Simon reported her concerns to Brewer police this week and her complaints are being investigated, according to Lt. Perry Antone.
However, there is little solid evidence to go on, Antone said.
“We’re looking at anything we can to help corroborate or identify people who may be involved,” Antone said.
“She filed a complaint with us and we’re looking into what little information we have. At this point, without identifying any people that may be involved with this conduct … it’s hard to say where this is going to end up,” Antone said.
Though frightened by the alleged incidents, Simon said the activity will not deter her from running for City Council. Elections are in five days.
Simon traces the start of the harassment to late September. Three days after council candidates Michael Celli and Larry Doughty were interviewed on television, an interview in which Doughty referred to her as an “anti-smut'” candidate, Simon said she received an unsigned, anonymous letter “with a threat for me not to proceed any further but drop out of the council race.”
Telephone calls started with “disguised, muffled voices and opprobrious language saying I would be sorry if I did not drop out of the campaign,” Simon said.
Simon said she kept “low-key” about the incidents at first. Things came to a head last Sunday, Oct. 26, according to Simon. While driving along the Wiswell Road and the Green Point Road, Simon said, the driver of a black pickup truck behind her began sounding his horn. The male driver passed her when she turned onto Elm Street, and allegedly hollered out the passenger-side window which was open, telling her to “quit the council.”
She termed the actions done by “underhanded individuals.” She said it is done in a “cowardly and contemptible manner or instigated by an insecure person or persons who do not want any competition in the council election.”
“This is only a city election.

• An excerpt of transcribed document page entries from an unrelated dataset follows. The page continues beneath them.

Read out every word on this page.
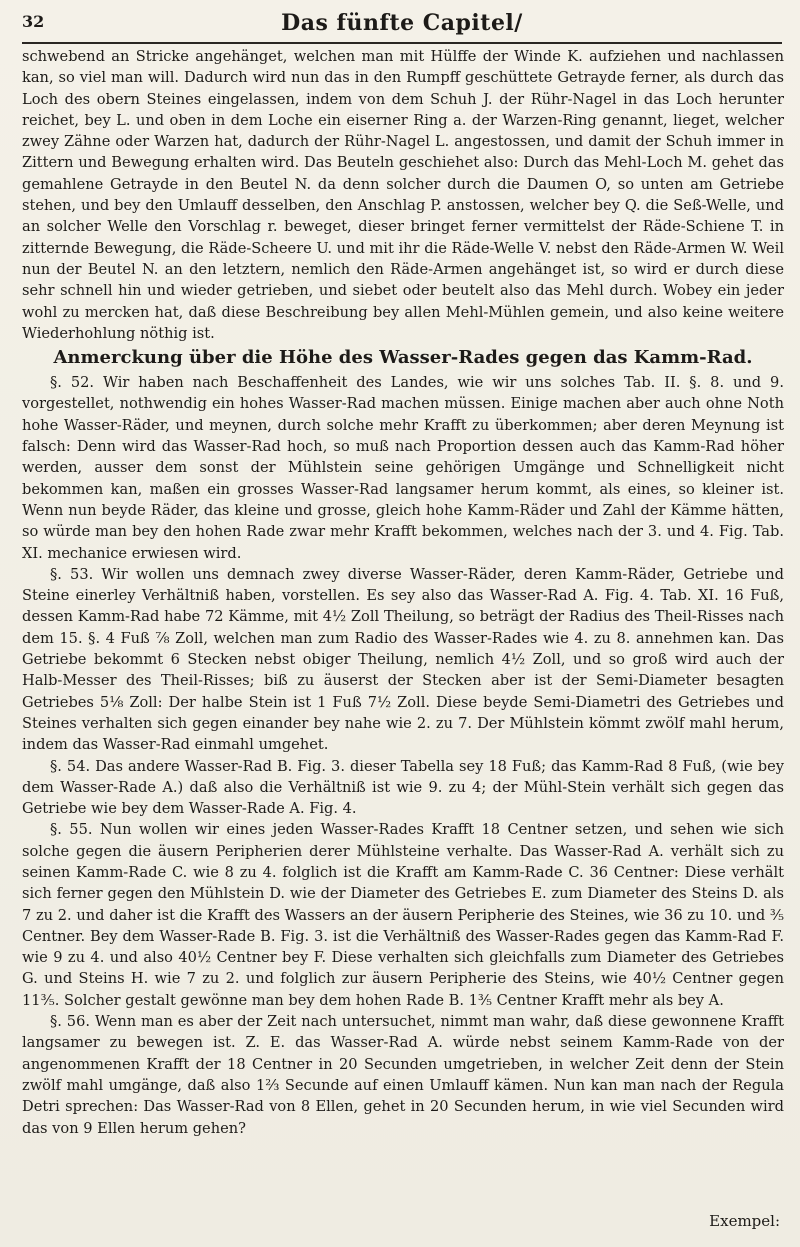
32	Das fünfte Capitel/

schwebend an Stricke angehänget, welchen man mit Hülffe der Winde K. aufziehen und nachlassen kan, so viel man will. Dadurch wird nun das in den Rumpff geschüttete Getrayde ferner, als durch das Loch des obern Steines eingelassen, indem von dem Schuh J. der Rühr-Nagel in das Loch herunter reichet, bey L. und oben in dem Loche ein eiserner Ring a. der Warzen-Ring genannt, lieget, welcher zwey Zähne oder Warzen hat, dadurch der Rühr-Nagel L. angestossen, und damit der Schuh immer in Zittern und Bewegung erhalten wird. Das Beuteln geschiehet also: Durch das Mehl-Loch M. gehet das gemahlene Getrayde in den Beutel N. da denn solcher durch die Daumen O, so unten am Getriebe stehen, und bey den Umlauff desselben, den Anschlag P. anstossen, welcher bey Q. die Seß-Welle, und an solcher Welle den Vorschlag r. beweget, dieser bringet ferner vermittelst der Räde-Schiene T. in zitternde Bewegung, die Räde-Scheere U. und mit ihr die Räde-Welle V. nebst den Räde-Armen W. Weil nun der Beutel N. an den letztern, nemlich den Räde-Armen angehänget ist, so wird er durch diese sehr schnell hin und wieder getrieben, und siebet oder beutelt also das Mehl durch. Wobey ein jeder wohl zu mercken hat, daß diese Beschreibung bey allen Mehl-Mühlen gemein, und also keine weitere Wiederhohlung nöthig ist.

Anmerckung über die Höhe des Wasser-Rades gegen das Kamm-Rad.

§. 52. Wir haben nach Beschaffenheit des Landes, wie wir uns solches Tab. II. §. 8. und 9. vorgestellet, nothwendig ein hohes Wasser-Rad machen müssen. Einige machen aber auch ohne Noth hohe Wasser-Räder, und meynen, durch solche mehr Krafft zu überkommen; aber deren Meynung ist falsch: Denn wird das Wasser-Rad hoch, so muß nach Proportion dessen auch das Kamm-Rad höher werden, ausser dem sonst der Mühlstein seine gehörigen Umgänge und Schnelligkeit nicht bekommen kan, maßen ein grosses Wasser-Rad langsamer herum kommt, als eines, so kleiner ist. Wenn nun beyde Räder, das kleine und grosse, gleich hohe Kamm-Räder und Zahl der Kämme hätten, so würde man bey den hohen Rade zwar mehr Krafft bekommen, welches nach der 3. und 4. Fig. Tab. XI. mechanice erwiesen wird.

§. 53. Wir wollen uns demnach zwey diverse Wasser-Räder, deren Kamm-Räder, Getriebe und Steine einerley Verhältniß haben, vorstellen. Es sey also das Wasser-Rad A. Fig. 4. Tab. XI. 16 Fuß, dessen Kamm-Rad habe 72 Kämme, mit 4½ Zoll Theilung, so beträgt der Radius des Theil-Risses nach dem 15. §. 4 Fuß ⅞ Zoll, welchen man zum Radio des Wasser-Rades wie 4. zu 8. annehmen kan. Das Getriebe bekommt 6 Stecken nebst obiger Theilung, nemlich 4½ Zoll, und so groß wird auch der Halb-Messer des Theil-Risses; biß zu äuserst der Stecken aber ist der Semi-Diameter besagten Getriebes 5⅛ Zoll: Der halbe Stein ist 1 Fuß 7½ Zoll. Diese beyde Semi-Diametri des Getriebes und Steines verhalten sich gegen einander bey nahe wie 2. zu 7. Der Mühlstein kömmt zwölf mahl herum, indem das Wasser-Rad einmahl umgehet.

§. 54. Das andere Wasser-Rad B. Fig. 3. dieser Tabella sey 18 Fuß; das Kamm-Rad 8 Fuß, (wie bey dem Wasser-Rade A.) daß also die Verhältniß ist wie 9. zu 4; der Mühl-Stein verhält sich gegen das Getriebe wie bey dem Wasser-Rade A. Fig. 4.

§. 55. Nun wollen wir eines jeden Wasser-Rades Krafft 18 Centner setzen, und sehen wie sich solche gegen die äusern Peripherien derer Mühlsteine verhalte. Das Wasser-Rad A. verhält sich zu seinen Kamm-Rade C. wie 8 zu 4. folglich ist die Krafft am Kamm-Rade C. 36 Centner: Diese verhält sich ferner gegen den Mühlstein D. wie der Diameter des Getriebes E. zum Diameter des Steins D. als 7 zu 2. und daher ist die Krafft des Wassers an der äusern Peripherie des Steines, wie 36 zu 10. und ⅗ Centner. Bey dem Wasser-Rade B. Fig. 3. ist die Verhältniß des Wasser-Rades gegen das Kamm-Rad F. wie 9 zu 4. und also 40½ Centner bey F. Diese verhalten sich gleichfalls zum Diameter des Getriebes G. und Steins H. wie 7 zu 2. und folglich zur äusern Peripherie des Steins, wie 40½ Centner gegen 11⅗. Solcher gestalt gewönne man bey dem hohen Rade B. 1⅗ Centner Krafft mehr als bey A.

§. 56. Wenn man es aber der Zeit nach untersuchet, nimmt man wahr, daß diese gewonnene Krafft langsamer zu bewegen ist. Z. E. das Wasser-Rad A. würde nebst seinem Kamm-Rade von der angenommenen Krafft der 18 Centner in 20 Secunden umgetrieben, in welcher Zeit denn der Stein zwölf mahl umgänge, daß also 1⅔ Secunde auf einen Umlauff kämen. Nun kan man nach der Regula Detri sprechen: Das Wasser-Rad von 8 Ellen, gehet in 20 Secunden herum, in wie viel Secunden wird das von 9 Ellen herum gehen?

Exempel:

What is the fear?” Simon asked.
Simon’s candidacy is supported by a group of people on South Main Street who are upset with the city’s decision to allow Pandora’s Boxxx, an adult video store, to remain in the community. The city settled a lawsuit claiming First Amendment violations by the owner of Pandora’s Boxxx upon the advice of the city attorney.
Reacting to Simon’s complaints, Doughty said he alternately feels “sympathy for her and then I don’t.”
By associating with the “anti-porn” group in South Brewer, “she has opened herself up to such things as phone calls and letters, etcetera,” Doughty said. In his 15 years on the council he has “received nasty letters and nasty late-hour phone calls. I accept it as part of being a public servant,” he said.
Doughty said Simon was “desperate for a campaign issue” or “looking for a little sympathy.
“The old saying is if you can’t stand the heat get out of the kitchen,” he said.
Celli said if Simon’s complaints “are true, then whoever is doing that doesn’t have a life.” He said he never mentioned Simon in the television interview.
“I don’t campaign against my opponents. I campaign on my record,” Celli said.